Oh blinding sight! A naked, radiant goddess, tranced in sleep, Full-limbed, voluptuous, 'neath the mantling sweep Of auburn locks that kiss her ankles white! Upward they bear her, chanting low and sweet: The clinging waters part before their way, Jewels of flame are dancing 'neath their feet.
Up in the sunshine, on soft foam, they lay Their precious burden, and return forlorn.
Oh, bliss! oh, anguish! Mortals, Love is born! IV Hark! from unfathomable deeps a dirge Swells sobbing through the melancholy air: Where love has entered, Death is also there.
The wail outrings the chafed, tumultuous surge; Ocean and earth, the illimitable skies, Prolong one note, a mourning for the dead, The cry of souls not to be comforted.
What piercing music! Funeral visions rise, And send the hot tears raining down our cheek.
We see the silent grave upon the hill With its lone lilac-bush.
O heart, be still! She will not rise, she will not stir nor speak.
Surely, the unreturning dead are blest.
Ring on, sweet dirge, and knell us to our rest! V Upon the silver beach the undines dance With interlinking arms and flying hair; Like polished marble gleam their limbs left bare; Upon their virgin rites pale moonbeams glance.
Softer the music! for their foam-bright feet Print not the moist floor where they trip their round: Affrighted they will scatter at a sound, Leap in their cool sea-chambers, nibly fleet, And we shall doubt that we have ever seen, While our sane eyes behold stray wreaths of mist, Shot with faint colors by the moon-rays kissed, Floating snow-soft, snow-white, where these had been.
Already, look! the wave-washed sands are bare, And mocking laughter ripples through the air.
VI Divided 'twixt the dream-world and the real, We heard the waxing passion of the song Soar as to scale the heavens on pinions strong.
Amidst the long-reverberant thunder-peal, Against the rain-blurred square of light, the head Of the pale poet at the lyric keys Stood boldly cut, absorbed in reveries, While over it keen-bladed lightnings played.
"Rage on, wild storm!" the music seemed to sing: "Not all the thunders of thy wrath can move The soul that's dedicate to worshipping Eternal Beauty, everlasting Love.

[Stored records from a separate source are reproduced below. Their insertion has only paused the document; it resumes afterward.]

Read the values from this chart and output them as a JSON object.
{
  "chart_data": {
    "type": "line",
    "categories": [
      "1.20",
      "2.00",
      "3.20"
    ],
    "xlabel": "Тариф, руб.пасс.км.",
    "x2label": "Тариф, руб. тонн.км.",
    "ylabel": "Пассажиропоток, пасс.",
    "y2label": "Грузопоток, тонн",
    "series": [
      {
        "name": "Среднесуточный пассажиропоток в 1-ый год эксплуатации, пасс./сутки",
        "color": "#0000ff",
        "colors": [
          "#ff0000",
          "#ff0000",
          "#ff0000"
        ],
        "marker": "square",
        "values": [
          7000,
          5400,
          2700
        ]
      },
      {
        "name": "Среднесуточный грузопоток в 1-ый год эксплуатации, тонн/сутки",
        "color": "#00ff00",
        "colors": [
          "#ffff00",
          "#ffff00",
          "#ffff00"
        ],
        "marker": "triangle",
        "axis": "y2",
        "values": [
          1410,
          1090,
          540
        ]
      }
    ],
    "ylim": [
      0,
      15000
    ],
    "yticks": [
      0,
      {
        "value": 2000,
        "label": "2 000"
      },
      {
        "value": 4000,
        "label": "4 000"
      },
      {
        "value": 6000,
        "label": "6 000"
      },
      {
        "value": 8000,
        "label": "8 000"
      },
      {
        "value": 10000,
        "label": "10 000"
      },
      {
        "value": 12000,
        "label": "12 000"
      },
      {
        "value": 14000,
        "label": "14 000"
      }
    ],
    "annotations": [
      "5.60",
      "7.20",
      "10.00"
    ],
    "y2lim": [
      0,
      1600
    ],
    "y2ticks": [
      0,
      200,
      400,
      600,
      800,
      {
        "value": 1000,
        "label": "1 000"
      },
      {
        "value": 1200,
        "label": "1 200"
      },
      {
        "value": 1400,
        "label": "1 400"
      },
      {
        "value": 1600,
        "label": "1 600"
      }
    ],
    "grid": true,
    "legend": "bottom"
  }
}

" No more! the song was ended, and behold, A rainbow trembling on a sky of gold! Epilogue Forth in the sunlit, rain-bathed air we stepped, Sweet with the dripping grass and flowering vine, And saw through irised clouds the pale sun shine.
Back o'er the hills the rain-mist slowly crept Like a transparent curtain's silvery sheen; And fronting us the painted bow was arched, Whereunder the majestic cloud-shapes marched: In the wet, yellow light the dazzling green Of lawn and bush and tree seemed stained with blue.
Our hearts o'erflowed with peace.
With smiles we spake Of partings in the past, of courage new, Of high achievement, of the dreams that make A wonder and a glory of our days, And all life's music but a hymn of praise.